Rasmus had become an
old man, but Else was not young either any more. We will mention her, but Rasmus never did. She was already a grandmother; her granddaughter was a sweet, talkative little girl. She was playing with the other children in the village. Rasmus came by, leaning on his stick; he stood watching them. She smiled to him. Memories of his childhood came to his mind. Else’s granddaughter pointed her finger at him and screamed, “Poor Rasmus!” as loudly as she could. The other children took up the cry and chased the old man all the way home.

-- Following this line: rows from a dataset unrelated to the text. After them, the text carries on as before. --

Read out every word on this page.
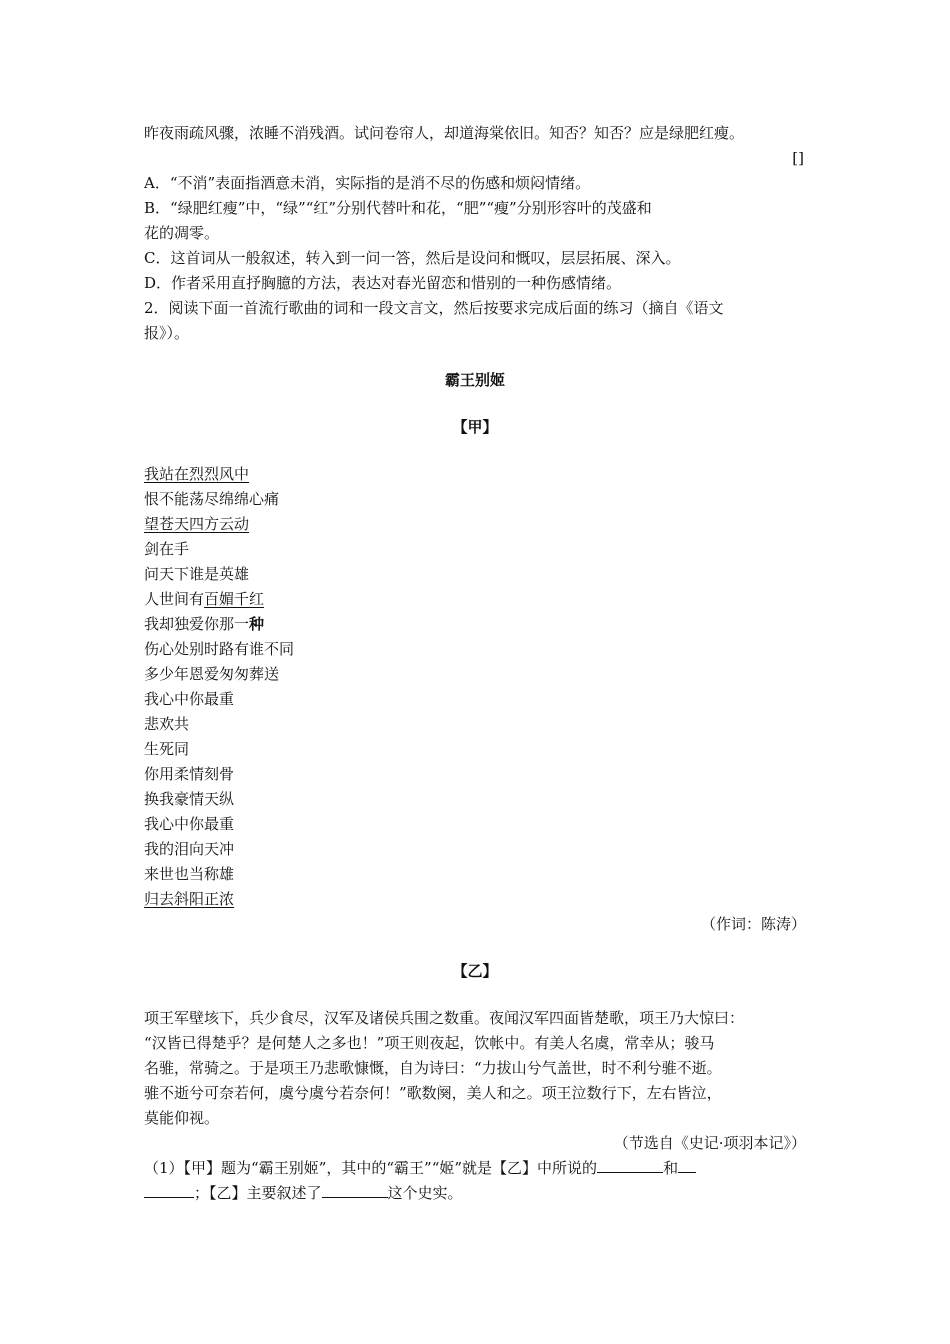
昨夜雨疏风骤，浓睡不消残酒。试问卷帘人，却道海棠依旧。知否？知否？应是绿肥红瘦。
[]
A．“不消”表面指酒意未消，实际指的是消不尽的伤感和烦闷情绪。
B．“绿肥红瘦”中，“绿”“红”分别代替叶和花，“肥”“瘦”分别形容叶的茂盛和
花的凋零。
C．这首词从一般叙述，转入到一问一答，然后是设问和慨叹，层层拓展、深入。
D．作者采用直抒胸臆的方法，表达对春光留恋和惜别的一种伤感情绪。
2．阅读下面一首流行歌曲的词和一段文言文，然后按要求完成后面的练习（摘自《语文
报》）。
霸王别姬
【甲】
我站在烈烈风中
恨不能荡尽绵绵心痛
望苍天四方云动
剑在手
问天下谁是英雄
人世间有百媚千红
我却独爱你那一种
伤心处别时路有谁不同
多少年恩爱匆匆葬送
我心中你最重
悲欢共
生死同
你用柔情刻骨
换我豪情天纵
我心中你最重
我的泪向天冲
来世也当称雄
归去斜阳正浓
（作词：陈涛）
【乙】
项王军壁垓下，兵少食尽，汉军及诸侯兵围之数重。夜闻汉军四面皆楚歌，项王乃大惊曰：
“汉皆已得楚乎？是何楚人之多也！”项王则夜起，饮帐中。有美人名虞，常幸从；骏马
名骓，常骑之。于是项王乃悲歌慷慨，自为诗曰：“力拔山兮气盖世，时不利兮骓不逝。
骓不逝兮可奈若何，虞兮虞兮若奈何！”歌数阕，美人和之。项王泣数行下，左右皆泣，
莫能仰视。
（节选自《史记·项羽本记》）
（1）【甲】题为“霸王别姬”，其中的“霸王”“姬”就是【乙】中所说的	和
；【乙】主要叙述了	这个史实。
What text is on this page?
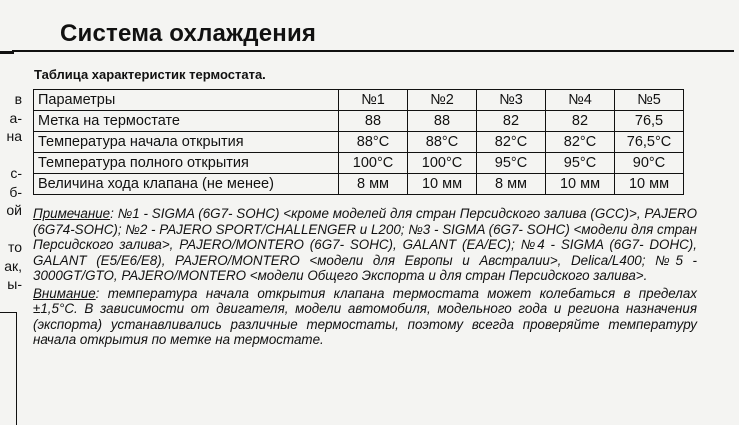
Система охлаждения
в
а-
на
с-
б-
ой
то
ак,
ы-
Таблица характеристик термостата.
Параметры	№1	№2	№3	№4	№5
Метка на термостате	88	88	82	82	76,5
Температура начала открытия	88°С	88°С	82°С	82°С	76,5°С
Температура полного открытия	100°С	100°С	95°С	95°С	90°С
Величина хода клапана (не менее)	8 мм	10 мм	8 мм	10 мм	10 мм

Примечание: №1 - SIGMA (6G7- SOHC) <кроме моделей для стран Персидского залива (GCC)>, PAJERO (6G74-SOHC); №2 - PAJERO SPORT/CHALLENGER и L200; №3 - SIGMA (6G7- SOHC) <модели для стран Персидского залива>, PAJERO/MONTERO (6G7- SOHC), GALANT (EA/EC); №4 - SIGMA (6G7- DOHC), GALANT (E5/E6/E8), PAJERO/MONTERO <модели для Европы и Австралии>, Delica/L400; №5 - 3000GT/GTO, PAJERO/MONTERO <модели Общего Экспорта и для стран Персидского залива>.

Внимание: температура начала открытия клапана термостата может колебаться в пределах ±1,5°С. В зависимости от двигателя, модели автомобиля, модельного года и региона назначения (экспорта) устанавливались различные термостаты, поэтому всегда проверяйте температуру начала открытия по метке на термостате.
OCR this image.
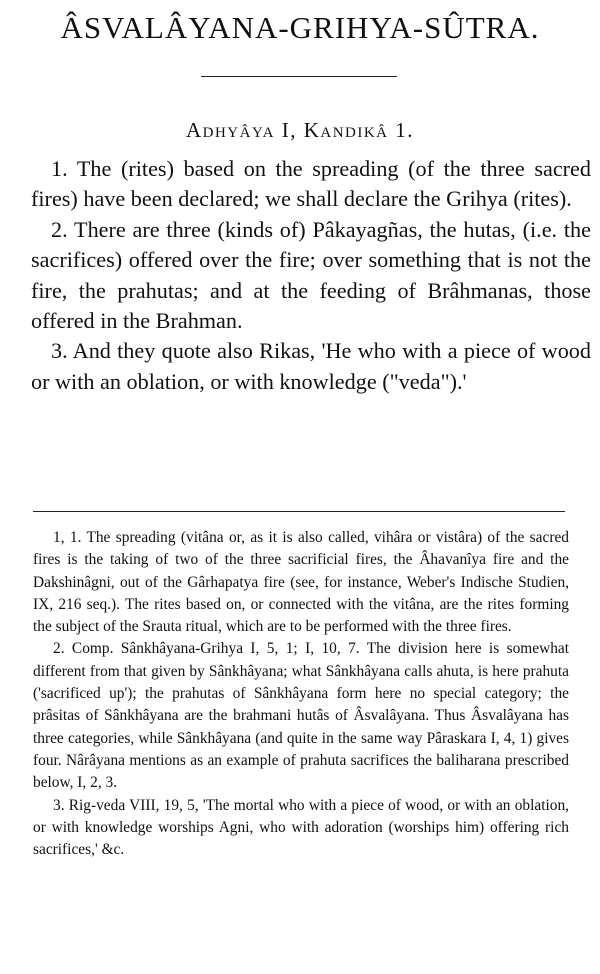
ÂSVALÂYANA-GRIHYA-SÛTRA.
Adhyâya I, Kandikâ 1.

1. The (rites) based on the spreading (of the three sacred fires) have been declared; we shall declare the Grihya (rites).

2. There are three (kinds of) Pâkayagñas, the hutas, (i.e. the sacrifices) offered over the fire; over something that is not the fire, the prahutas; and at the feeding of Brâhmanas, those offered in the Brahman.

3. And they quote also Rikas, 'He who with a piece of wood or with an oblation, or with knowledge ("veda").'

1, 1. The spreading (vitâna or, as it is also called, vihâra or vistâra) of the sacred fires is the taking of two of the three sacrificial fires, the Âhavanîya fire and the Dakshinâgni, out of the Gârhapatya fire (see, for instance, Weber's Indische Studien, IX, 216 seq.). The rites based on, or connected with the vitâna, are the rites forming the subject of the Srauta ritual, which are to be performed with the three fires.

2. Comp. Sânkhâyana-Grihya I, 5, 1; I, 10, 7. The division here is somewhat different from that given by Sânkhâyana; what Sânkhâyana calls ahuta, is here prahuta ('sacrificed up'); the prahutas of Sânkhâyana form here no special category; the prâsitas of Sânkhâyana are the brahmani hutâs of Âsvalâyana. Thus Âsvalâyana has three categories, while Sânkhâyana (and quite in the same way Pâraskara I, 4, 1) gives four. Nârâyana mentions as an example of prahuta sacrifices the baliharana prescribed below, I, 2, 3.

3. Rig-veda VIII, 19, 5, 'The mortal who with a piece of wood, or with an oblation, or with knowledge worships Agni, who with adoration (worships him) offering rich sacrifices,' &c.
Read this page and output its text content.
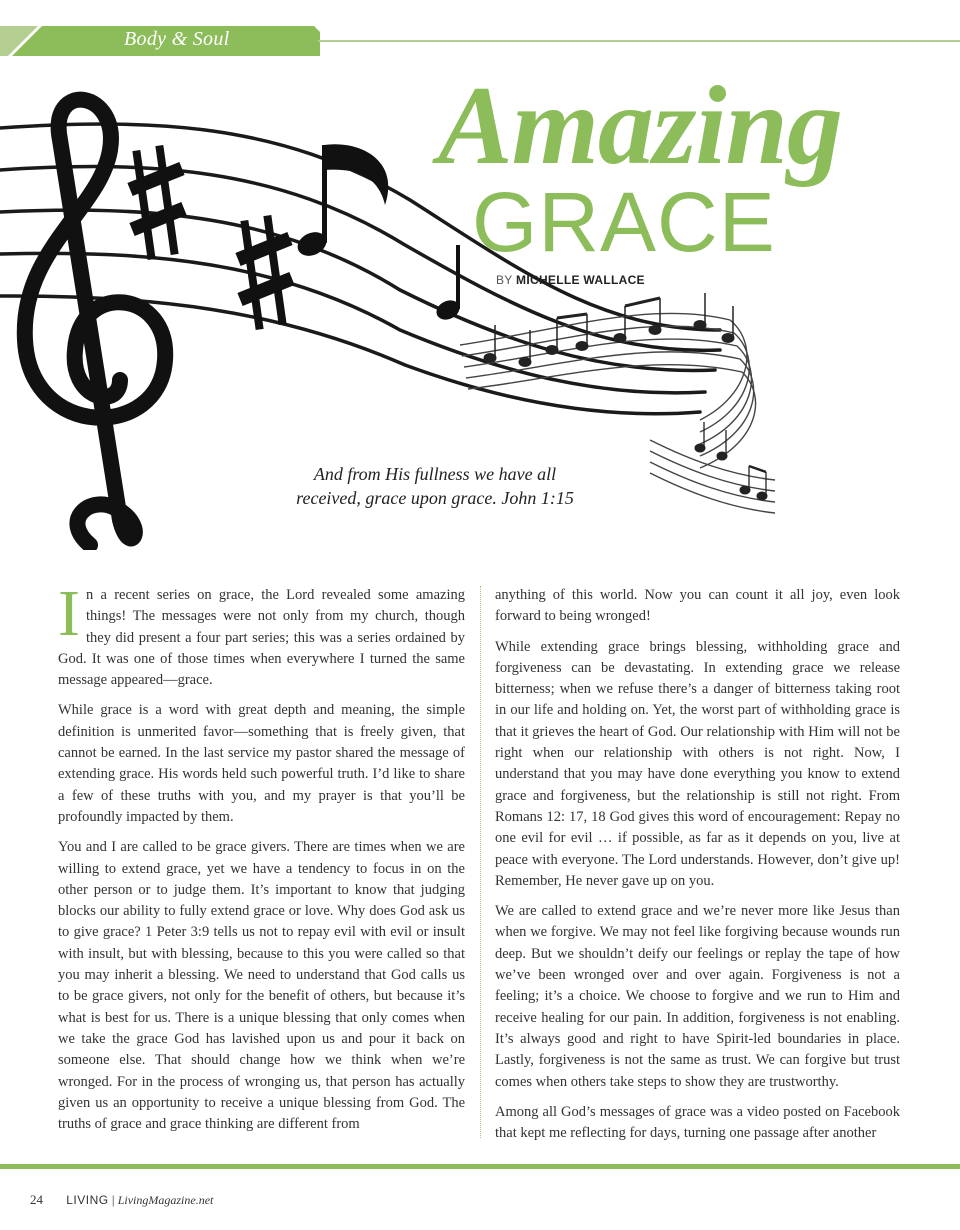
Body & Soul
Amazing
GRACE
BY MICHELLE WALLACE
And from His fullness we have all
received, grace upon grace. John 1:15

In a recent series on grace, the Lord revealed some amazing things! The messages were not only from my church, though they did present a four part series; this was a series ordained by God. It was one of those times when everywhere I turned the same message appeared—grace.

While grace is a word with great depth and meaning, the simple definition is unmerited favor—something that is freely given, that cannot be earned. In the last service my pastor shared the message of extending grace. His words held such powerful truth. I’d like to share a few of these truths with you, and my prayer is that you’ll be profoundly impacted by them.

You and I are called to be grace givers. There are times when we are willing to extend grace, yet we have a tendency to focus in on the other person or to judge them. It’s important to know that judging blocks our ability to fully extend grace or love. Why does God ask us to give grace? 1 Peter 3:9 tells us not to repay evil with evil or insult with insult, but with blessing, because to this you were called so that you may inherit a blessing. We need to understand that God calls us to be grace givers, not only for the benefit of others, but because it’s what is best for us. There is a unique blessing that only comes when we take the grace God has lavished upon us and pour it back on someone else. That should change how we think when we’re wronged. For in the process of wronging us, that person has actually given us an opportunity to receive a unique blessing from God. The truths of grace and grace thinking are different from

anything of this world. Now you can count it all joy, even look forward to being wronged!

While extending grace brings blessing, withholding grace and forgiveness can be devastating. In extending grace we release bitterness; when we refuse there’s a danger of bitterness taking root in our life and holding on. Yet, the worst part of withholding grace is that it grieves the heart of God. Our relationship with Him will not be right when our relationship with others is not right. Now, I understand that you may have done everything you know to extend grace and forgiveness, but the relationship is still not right. From Romans 12: 17, 18 God gives this word of encouragement: Repay no one evil for evil … if possible, as far as it depends on you, live at peace with everyone. The Lord understands. However, don’t give up! Remember, He never gave up on you.

We are called to extend grace and we’re never more like Jesus than when we forgive. We may not feel like forgiving because wounds run deep. But we shouldn’t deify our feelings or replay the tape of how we’ve been wronged over and over again. Forgiveness is not a feeling; it’s a choice. We choose to forgive and we run to Him and receive healing for our pain. In addition, forgiveness is not enabling. It’s always good and right to have Spirit-led boundaries in place. Lastly, forgiveness is not the same as trust. We can forgive but trust comes when others take steps to show they are trustworthy.

Among all God’s messages of grace was a video posted on Facebook that kept me reflecting for days, turning one passage after another

24 LIVING | LivingMagazine.net
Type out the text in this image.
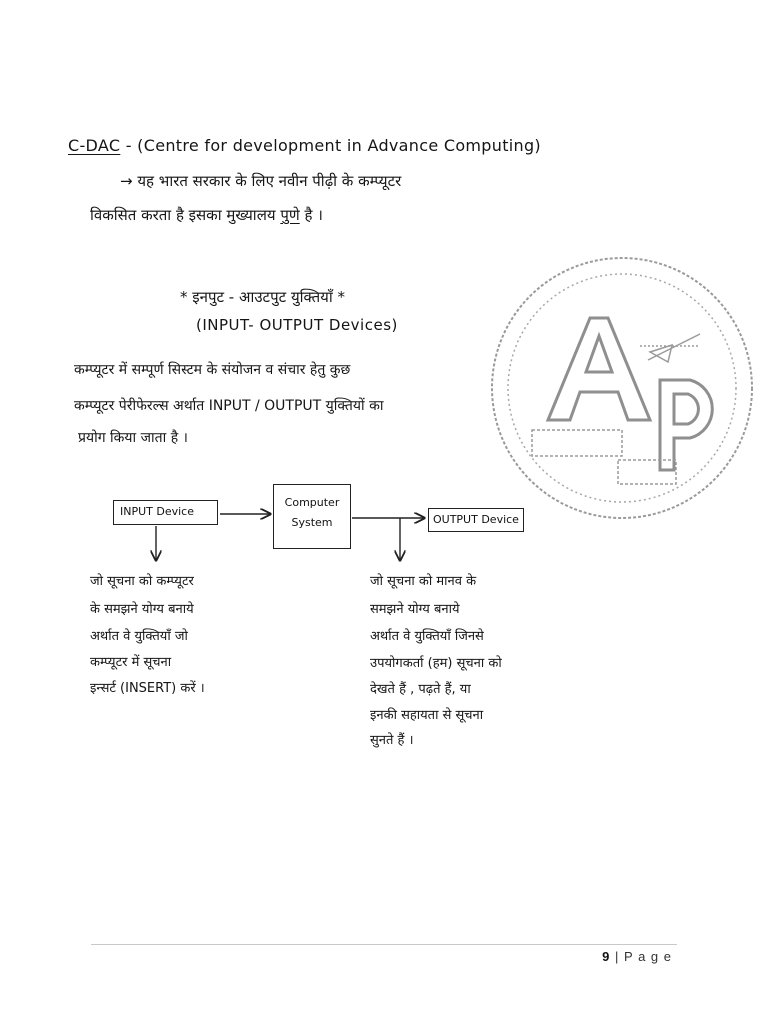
C-DAC - (Centre for development in Advance Computing)
→ यह भारत सरकार के लिए नवीन पीढ़ी के कम्प्यूटर
विकसित करता है इसका मुख्यालय पुणे है ।
* इनपुट - आउटपुट युक्तियाँ *
(INPUT- OUTPUT Devices)
कम्प्यूटर में सम्पूर्ण सिस्टम के संयोजन व संचार हेतु कुछ
कम्प्यूटर पेरीफेरल्स अर्थात INPUT / OUTPUT युक्तियों का
प्रयोग किया जाता है ।
INPUT Device
Computer
System	OUTPUT Device
जो सूचना को कम्प्यूटर
के समझने योग्य बनाये
अर्थात वे युक्तियाँ जो
कम्प्यूटर में सूचना
इन्सर्ट (INSERT) करें ।
जो सूचना को मानव के
समझने योग्य बनाये
अर्थात वे युक्तियाँ जिनसे
उपयोगकर्ता (हम) सूचना को
देखते हैं , पढ़ते हैं, या
इनकी सहायता से सूचना
सुनते हैं ।
9 | P a g e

Gray, dark days came, and more followed; but after gray, dark days, the sun comes out. Finally, on Whitsunday, when the church was decorated with birch branches with tender green leaves, the sun shone through the great windows and the smell of the forest permeated the room. Communion was served. Johanna was among the guests. Rasmus was not. That very morning, God in His grace and mercy had called him to Him.
Many years have gone by. The tailor’s house still stands, though no one lives in it. It will fall during the first winter storm. The pond is overgrown with reeds and duckweed. The wind is blowing through the branches of the old willow; it is as if one were listening to a song: the wind is singing it, the tree is telling it. If you do not understand the words, then ask old Johanna, who lives in the poorhouse.
She is still alive. She still sings the old hymn that she sang for Rasmus. She thinks about him and prays for him. She is faithful. She can tell you about times past: the memories that the wind sings about in the old tree.
154
The Front Door Key
Every key has its history; and there are many of them: the key for winding up the clock, the key to the city, St. Peter’s keys. We could tell about them all, but this story is only about the key that opened the main entrance of the home of a highly respected gentleman. He was a city councilor.
The key had been made by a locksmith, but if one judged by its size and weight, it could have been the work of a blacksmith. It was too big for the councilor’s trousers pocket and could only just be forced into his coat pocket. There it lay in the darkness, but the rest of the time it had its own special place, where it always hung on a nail, beside the framed silhouette of the councilor as a child, in which he looked like a muffin with a frilly shirt on.